The East-West Schism, or Great Schism, separated the Church into Western (Latin) and Eastern (Greek) branches, i.e., Western Catholicism and Eastern Orthodoxy. It was the first major division since certain groups in the East rejected the decrees of the Council of Chalcedon (see Oriental Orthodoxy), and was far more significant. Though normally dated to 1054, the East-West Schism was actually the result of an extended period of estrangement between Latin and Greek Christendom over the nature of papal primacy and certain doctrinal matters like the filioque, but intensified by cultural and linguistic differences.
The "official" schism in 1054 was the excommunication of Patriarch Michael Cerularius of Constantinople, followed by his excommunication of papal legates. Attempts at reconciliation were made in 1274 (by the Second Council of Lyon) and in 1439 (by the Council of Basel), but in each case the eastern hierarchs who consented to the unions were repudiated by the Orthodox as a whole, though reconciliation was achieved between the West and what are now called the "Eastern Rite Catholic Churches." More recently, in 1965 the mutual excommunications were rescinded by the Pope and the Patriarch of Constantinople, though schism remains.
Both groups are descended from the Early Church, both acknowledge the apostolic succession of each other's bishops, and the validity of each other's sacraments. Though both acknowledge the primacy of the Bishop of Rome, Eastern Orthodoxy understands this as a primacy of honour with limited or no ecclesiastical authority in other dioceses.
The Orthodox East perceived the Papacy as taking on monarch type characteristics that were not in line with the church's tradition.
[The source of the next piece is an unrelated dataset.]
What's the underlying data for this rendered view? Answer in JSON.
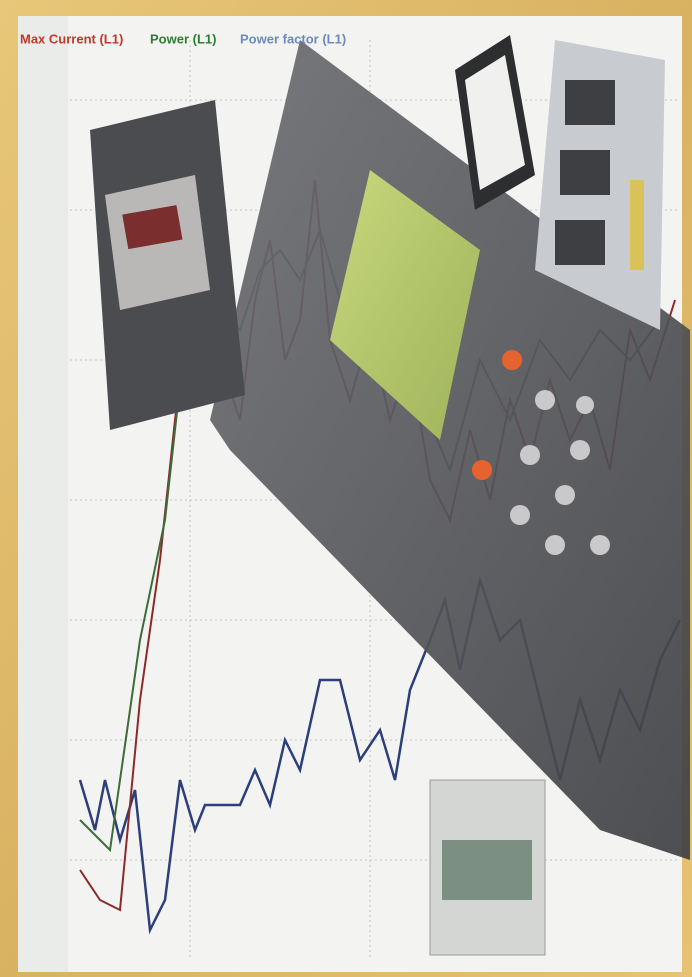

The final breach is often considered to have arisen after the capture and sacking of Constantinople by the Fourth Crusade in 1204. Crusades against Christians in the East by Roman Catholic crusaders was not exclusive to the Mediterranean though (see also the Northern Crusades and the Battle of the Ice). The sacking of Constantinople and the Church of Holy Wisdom and establishment of the Latin Empire as a seeming attempt to supplant the Orthodox Byzantine Empire in 1204 is viewed with some rancour to the present day. Many in the East saw the actions of the West as a prime determining factor in the weakening of Byzantium. This led to the Empire's eventual conquest and fall to Islam. In 2004, Pope John Paul II extended a formal apology for the sacking of Constantinople in 1204; the apology was formally accepted by Patriarch Bartholomew of Constantinople. Many things that were stolen during this time: holy relics, riches, and many other items, are still held in various Western European cities, particularly Venice.